Where Are the Problems of Sand Adhesion, Slag Inclusion, and Porosity?

Looking at casting defects both domestically and internationally, the main issues boil down to porosity, slag inclusion, and shrinkage. The core causes are air entrapment and the use of cores. Consequently, vacuum casting and coreless casting methods have emerged as solutions, leading to the development of vacuum lost-foam casting (V-LFC).

Here, I emphasize the word “vacuum”, because it must be fully utilized to address the defects encountered in casting. The advantages of casting in a vacuum or negative-pressure environment are as follows:

1. Reduces porosity defects in castings.
2. Extracts slag inclusions from castings.
3. Improves mold filling ability.
4. Reduces heat loss during pouring.

These benefits are specific to vacuum lost-foam casting, but the key lies in the permeability and slag-passability of the coating.

Over the years, the domestic vacuum lost-foam casting industry has not addressed the concept of slag-passability. Therefore, I propose a technical approach using fine sand and thin coatings to solve various problems currently faced in China. This approach is not theoretical—it has been applied successfully for many years.

• Fine sand specifications: 80–100 mesh
• Thin coating thickness: 0.3–0.6 mm

Using fine sand as the mold material and thin coatings in aluminum alloy vacuum lost-foam casting, one can observe during mold break-out that the mold surface has a tar-like residue. This residue forms because the aluminum alloy pouring temperature is not high enough to fully vaporize the foam pattern, creating a gelatinous substance. With vacuum suction and slag-passable coating, this gelatinous material is drawn out of the mold cavity and absorbed into the sand, effectively addressing porosity and slag issues in aluminum castings.

From my years of experience in vacuum lost-foam aluminum casting, the same principle applies to vacuum lost-foam cast iron and steel casting. Therefore, I advocate using fine sand and thin coatings in vacuum lost-foam casting. The advantages are:

1. High permeability, effectively reducing porosity.
2. High slag-passability, removing carbonaceous slag and reducing defects.
3. High flowability of fine sand, improving casting precision and reducing sand adhesion.
4. Reduced coating usage, lowering material costs.
5. Faster drying, reducing drying costs.
6. Minimized casting backspray, preventing foam wetting and backspray defects.
7. Low gravitational impact of fine sand, reducing damage to foam patterns and avoiding deformation.
8. Thin coating during slurry application, preventing deformation or breakage of foam patterns.

In contrast, many domestic lost-foam casting factories use thick coatings and coarse sand, sometimes even pea-sized sand.
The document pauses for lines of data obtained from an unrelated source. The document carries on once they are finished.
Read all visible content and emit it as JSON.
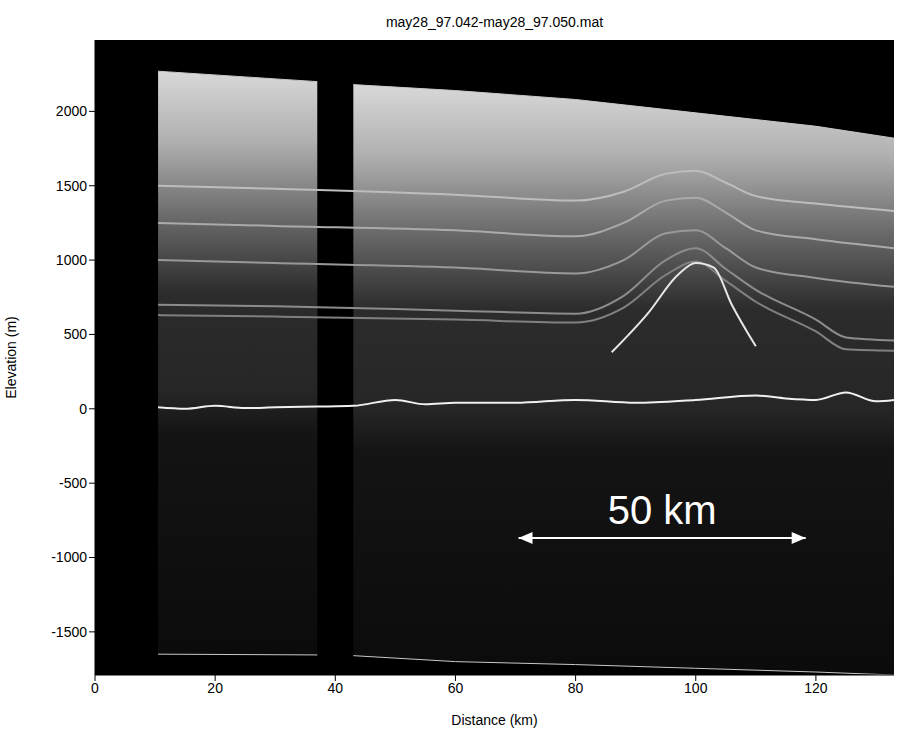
{
  "chart_data": {
    "type": "radargram",
    "title": "may28_97.042-may28_97.050.mat",
    "x_label": "Distance (km)",
    "y_label": "Elevation (m)",
    "xlim": [
      0,
      133
    ],
    "ylim": [
      -1790,
      2480
    ],
    "xticks": [
      0,
      20,
      40,
      60,
      80,
      100,
      120
    ],
    "yticks": [
      -1500,
      -1000,
      -500,
      0,
      500,
      1000,
      1500,
      2000
    ],
    "grid": false,
    "series": [
      {
        "type": "area",
        "color": "#c8c8c8",
        "x": [
          10.5,
          37
        ],
        "values": [
          [
            -1650,
            2270
          ],
          [
            -1655,
            2200
          ]
        ]
      },
      {
        "type": "area",
        "color": "#c8c8c8",
        "x": [
          43,
          60,
          80,
          100,
          120,
          133
        ],
        "values": [
          [
            -1660,
            2180
          ],
          [
            -1700,
            2140
          ],
          [
            -1720,
            2080
          ],
          [
            -1745,
            1990
          ],
          [
            -1770,
            1900
          ],
          [
            -1790,
            1820
          ]
        ]
      },
      {
        "type": "line",
        "color": "#bdbdbd",
        "x": [
          10.5,
          30,
          60,
          80,
          88,
          95,
          100,
          105,
          110,
          120,
          133
        ],
        "values": [
          1500,
          1480,
          1440,
          1400,
          1460,
          1580,
          1600,
          1520,
          1430,
          1380,
          1330
        ]
      },
      {
        "type": "line",
        "color": "#aaaaaa",
        "x": [
          10.5,
          30,
          60,
          80,
          88,
          95,
          100,
          105,
          110,
          120,
          133
        ],
        "values": [
          1250,
          1230,
          1200,
          1160,
          1250,
          1400,
          1420,
          1320,
          1200,
          1140,
          1080
        ]
      },
      {
        "type": "line",
        "color": "#999999",
        "x": [
          10.5,
          30,
          60,
          80,
          88,
          95,
          100,
          105,
          110,
          120,
          133
        ],
        "values": [
          1000,
          980,
          950,
          910,
          1000,
          1180,
          1200,
          1080,
          950,
          880,
          820
        ]
      },
      {
        "type": "line",
        "color": "#8c8c8c",
        "x": [
          10.5,
          30,
          60,
          80,
          88,
          95,
          100,
          105,
          110,
          120,
          125,
          133
        ],
        "values": [
          700,
          690,
          660,
          640,
          760,
          1000,
          1080,
          940,
          800,
          600,
          480,
          460
        ]
      },
      {
        "type": "line",
        "color": "#808080",
        "x": [
          10.5,
          30,
          60,
          80,
          88,
          95,
          100,
          105,
          110,
          120,
          125,
          133
        ],
        "values": [
          630,
          620,
          600,
          580,
          680,
          900,
          990,
          860,
          720,
          520,
          400,
          390
        ]
      },
      {
        "type": "line",
        "color": "#e6e6e6",
        "x": [
          86,
          92,
          97,
          100,
          103,
          106,
          110
        ],
        "values": [
          380,
          640,
          900,
          980,
          950,
          700,
          420
        ]
      },
      {
        "type": "line",
        "color": "#f0f0f0",
        "x": [
          10.5,
          15,
          20,
          25,
          30,
          37,
          43,
          50,
          55,
          60,
          70,
          80,
          90,
          100,
          110,
          115,
          120,
          125,
          130,
          133
        ],
        "values": [
          10,
          0,
          20,
          5,
          10,
          15,
          20,
          60,
          30,
          40,
          40,
          60,
          40,
          60,
          90,
          70,
          60,
          110,
          50,
          60
        ]
      }
    ],
    "annotation": {
      "text": "50 km",
      "x": [
        70.5,
        118.3
      ],
      "y": -869,
      "color": "#ffffff"
    }
  }
}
Because coarser sand requires stronger coatings to prevent sand adhesion, thicker coatings are used. However, thicker coatings reduce permeability, and coarse sand further worsens airflow. This creates a vicious cycle:

• Foam patterns easily break during slurry application.
• Multiple slurry coats are needed, allowing moisture to re-enter the foam pattern and causing backspray during pouring.
• Thick, poorly permeable, low-flow coatings lead to porosity and slag defects.

To compensate, pouring temperature is increased and gating is enlarged, which raises costs. Consequently, many lost-foam casting operations are inefficient and costly. Some even resort to creating ceramic shells like traditional lost-wax casting, burning out the foam first, and then pouring, completely defeating the purpose of vacuum lost-foam casting.